Esse é o mundo que verdadeiramente tem sido ameaçado pela inteligência artificial, mas que poucos falam, a decomposição das certezas. A epistemologia, formada pelos conhecimentos que nos cercam, que gerou conceitos que pensávamos ser imutáveis, nunca mais será a mesma.
O professor de literatura João Cezar de Castro Rocha, da UERJ (Universidade Estadual do Rio de Janeiro), disse certa vez à revista Veja que o debate sobre originalidade na literatura é um preconceito. Deveríamos, sim, estar concentrados no debate sobre complexidade. Para ele, tanto Machado de Assis quanto William Shakespeare não são escritores originais na essência, mas complexos nas tramas de linguagem, características de personagens e estrutura. As histórias repetem padrões, desde os mitos gregos. A complexidade, para ele, está mais ligada ao que se lê, e não ao que se produz. Em essência, Machado e Shakespeare são profícuos leitores, de repertório profundo, antes de escritores.
Esse ponto leva o grupo à terceira pergunta: como o desenvolvimento da IA pode ameaçar a humanidade? Ou então: seremos substituídos? O estado atual de desenvolvimento da inteligência artificial está muito longe dessa realidade, mesmo para os mais sonhadores. Vivemos o que é chamado de ‘inteligência artificial fraca’ que se restringe a tarefas limitadas. A chamada ‘superinteligência’ ou ‘singularidade’, quando a IA assimila todas (e outras) habilidades humanas e nos torna submissos a ela, comandando as decisões em um mundo ciberapocalíptico, é algo irreal nos dias de hoje e num futuro próximo.

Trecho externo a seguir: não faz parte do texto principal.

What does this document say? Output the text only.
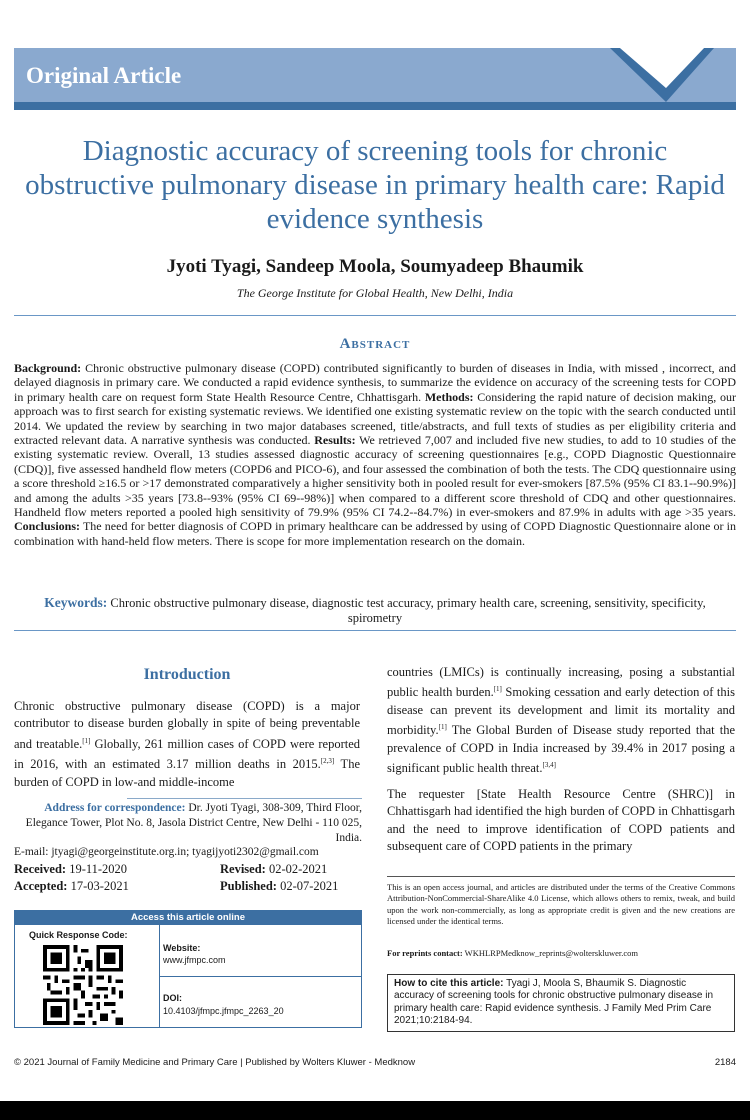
Original Article
Diagnostic accuracy of screening tools for chronic obstructive pulmonary disease in primary health care: Rapid evidence synthesis
Jyoti Tyagi, Sandeep Moola, Soumyadeep Bhaumik
The George Institute for Global Health, New Delhi, India
Abstract
Background: Chronic obstructive pulmonary disease (COPD) contributed significantly to burden of diseases in India, with missed , incorrect, and delayed diagnosis in primary care. We conducted a rapid evidence synthesis, to summarize the evidence on accuracy of the screening tests for COPD in primary health care on request form State Health Resource Centre, Chhattisgarh. Methods: Considering the rapid nature of decision making, our approach was to first search for existing systematic reviews. We identified one existing systematic review on the topic with the search conducted until 2014. We updated the review by searching in two major databases screened, title/abstracts, and full texts of studies as per eligibility criteria and extracted relevant data. A narrative synthesis was conducted. Results: We retrieved 7,007 and included five new studies, to add to 10 studies of the existing systematic review. Overall, 13 studies assessed diagnostic accuracy of screening questionnaires [e.g., COPD Diagnostic Questionnaire (CDQ)], five assessed handheld flow meters (COPD6 and PICO-6), and four assessed the combination of both the tests. The CDQ questionnaire using a score threshold ≥16.5 or >17 demonstrated comparatively a higher sensitivity both in pooled result for ever-smokers [87.5% (95% CI 83.1--90.9%)] and among the adults >35 years [73.8--93% (95% CI 69--98%)] when compared to a different score threshold of CDQ and other questionnaires. Handheld flow meters reported a pooled high sensitivity of 79.9% (95% CI 74.2--84.7%) in ever-smokers and 87.9% in adults with age >35 years. Conclusions: The need for better diagnosis of COPD in primary healthcare can be addressed by using of COPD Diagnostic Questionnaire alone or in combination with hand-held flow meters. There is scope for more implementation research on the domain.
Keywords: Chronic obstructive pulmonary disease, diagnostic test accuracy, primary health care, screening, sensitivity, specificity, spirometry
Introduction
Chronic obstructive pulmonary disease (COPD) is a major contributor to disease burden globally in spite of being preventable and treatable.[1] Globally, 261 million cases of COPD were reported in 2016, with an estimated 3.17 million deaths in 2015.[2,3] The burden of COPD in low-and middle-income
countries (LMICs) is continually increasing, posing a substantial public health burden.[1] Smoking cessation and early detection of this disease can prevent its development and limit its mortality and morbidity.[1] The Global Burden of Disease study reported that the prevalence of COPD in India increased by 39.4% in 2017 posing a significant public health threat.[3,4]
The requester [State Health Resource Centre (SHRC)] in Chhattisgarh had identified the high burden of COPD in Chhattisgarh and the need to improve identification of COPD patients and subsequent care of COPD patients in the primary
Address for correspondence: Dr. Jyoti Tyagi, 308-309, Third Floor, Elegance Tower, Plot No. 8, Jasola District Centre, New Delhi - 110 025, India.
E-mail: jtyagi@georgeinstitute.org.in; tyagijyoti2302@gmail.com
Received: 19-11-2020	Revised: 02-02-2021
Accepted: 17-03-2021	Published: 02-07-2021
Access this article online
Quick Response Code:
Website:
www.jfmpc.com
DOI:
10.4103/jfmpc.jfmpc_2263_20
This is an open access journal, and articles are distributed under the terms of the Creative Commons Attribution-NonCommercial-ShareAlike 4.0 License, which allows others to remix, tweak, and build upon the work non-commercially, as long as appropriate credit is given and the new creations are licensed under the identical terms.
For reprints contact: WKHLRPMedknow_reprints@wolterskluwer.com
How to cite this article: Tyagi J, Moola S, Bhaumik S. Diagnostic accuracy of screening tools for chronic obstructive pulmonary disease in primary health care: Rapid evidence synthesis. J Family Med Prim Care 2021;10:2184-94.
© 2021 Journal of Family Medicine and Primary Care | Published by Wolters Kluwer - Medknow	2184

Mesmo assim há iminentes três riscos à humanidade ligados ao desenvolvimento da IA. O primeiro é o de a civilização tornar-se obsoleta rapidamente, se não redefinir os conceitos, processos e conhecimentos antes cristalizados, como originalidade, autoria, e agenciamento exclusivamente humano. A morte da ética é outro risco, se não garantirmos bases de dados diversas, proteção de consumidores, privacidade de dados e regulação de desenvolvimento. Por fim, há de fato um risco existencial, esse real, caso não encontremos alternativas para o resfriamento do processamento de máquinas e sistemas que se utilizam de fontes de energia não renováveis. O mundo mais ameaçado pela inteligência artificial é o das certezas.